Bernard relented, agreeing to let the full board decide what to do at its meeting in January. Gardner immediately made an appointment to talk with Munitz. "Your job is at risk, Barry," he warned.

With two months until the meeting, Munitz kicked his personal PR campaign into overdrive. He set up a meeting with his four program directors and promised to resume regular meetings. No more going through Jill Murphy, he told them, adding that he knew some of them had gone behind his back to board members. "You should have come to me directly," he said. "But here we are. Let's make this work." Gribbon wept through much of the meeting.

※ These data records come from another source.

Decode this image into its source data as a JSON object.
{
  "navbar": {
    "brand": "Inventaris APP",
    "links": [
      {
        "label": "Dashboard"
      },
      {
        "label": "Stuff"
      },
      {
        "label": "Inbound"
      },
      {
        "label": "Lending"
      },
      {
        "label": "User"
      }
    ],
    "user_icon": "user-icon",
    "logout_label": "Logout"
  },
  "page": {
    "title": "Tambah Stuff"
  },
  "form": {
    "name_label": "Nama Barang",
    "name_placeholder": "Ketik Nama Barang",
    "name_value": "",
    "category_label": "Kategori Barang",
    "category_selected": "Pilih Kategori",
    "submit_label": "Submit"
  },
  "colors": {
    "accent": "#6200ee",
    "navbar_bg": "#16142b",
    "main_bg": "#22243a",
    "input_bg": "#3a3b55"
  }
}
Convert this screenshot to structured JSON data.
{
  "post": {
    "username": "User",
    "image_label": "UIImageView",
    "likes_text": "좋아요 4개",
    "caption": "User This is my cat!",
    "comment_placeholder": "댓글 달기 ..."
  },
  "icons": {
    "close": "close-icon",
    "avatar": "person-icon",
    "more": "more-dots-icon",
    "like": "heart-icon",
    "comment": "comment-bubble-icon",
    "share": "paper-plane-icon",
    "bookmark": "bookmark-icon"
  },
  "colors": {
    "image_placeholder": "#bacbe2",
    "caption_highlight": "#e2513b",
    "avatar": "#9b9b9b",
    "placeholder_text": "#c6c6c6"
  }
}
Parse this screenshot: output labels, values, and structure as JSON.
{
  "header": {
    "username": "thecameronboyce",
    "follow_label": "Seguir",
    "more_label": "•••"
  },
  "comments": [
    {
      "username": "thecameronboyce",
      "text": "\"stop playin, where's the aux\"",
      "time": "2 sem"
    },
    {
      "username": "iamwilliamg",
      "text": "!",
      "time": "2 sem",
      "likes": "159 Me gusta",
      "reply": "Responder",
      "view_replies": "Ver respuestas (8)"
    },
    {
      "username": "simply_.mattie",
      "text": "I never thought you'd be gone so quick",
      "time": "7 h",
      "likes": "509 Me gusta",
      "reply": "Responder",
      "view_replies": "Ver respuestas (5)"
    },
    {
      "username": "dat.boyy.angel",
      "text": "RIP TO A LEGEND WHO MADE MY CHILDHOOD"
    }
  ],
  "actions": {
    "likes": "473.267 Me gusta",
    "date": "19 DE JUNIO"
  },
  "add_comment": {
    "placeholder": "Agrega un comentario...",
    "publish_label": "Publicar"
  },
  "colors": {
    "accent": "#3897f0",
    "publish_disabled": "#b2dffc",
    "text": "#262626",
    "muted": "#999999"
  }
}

Munitz then threw himself into his specialty, what he called "board-touching." He had already deduced that Gund and Bernard were lost causes. He concentrated on the other trustees. He and his wife flew to Hawaii, where they spent a weekend with Lloyd Cotsen, former CEO of the Neutrogena cosmetics firm and an avid archaeology buff. UCLA had named its archaeology institute for Cotsen after he donated $7 million, the largest gift ever to a social science program at the school. Among Getty trustees, he was the most openly sympathetic to the Italians. If the Getty had anything that was even suspect, the museum should give it back, he urged. He had also been after Munitz to forget about buying new art altogether, suggesting that the museum focus instead on seeking loans. In Hawaii, Munitz agreed to abandon the acquisition plan—and with it the $1 billion commitment he had made to the museum.

The next weekend, Munitz was in New York, attending church services with board member John Biggs, the recently retired chairman and CEO of the gigantic TIAA-CREF retirement investment company. Biggs, a bespectacled St. Louis native with a straightforward midwestern approach, had commanded national attention during the Enron scandal when he'd testified before Congress against the kind of chummy accounting practices that had led to the spectacular collapse of the energy firm. His testimony had earned him a torrent of protests from the profession and derailed his candidacy to head a new federal accounting oversight board established under the Sarbanes-Oxley Act. On the Getty board, Biggs chaired the audit committee, and Munitz was lobbying for him to replace Gardner as chairman of the board.

After attending church with Biggs, Munitz had lunch with the disgruntled Fleischman. He promised to redouble his efforts to support True during her travails.

Gardner, meanwhile, was lobbying other board members, urging them to back the CEO.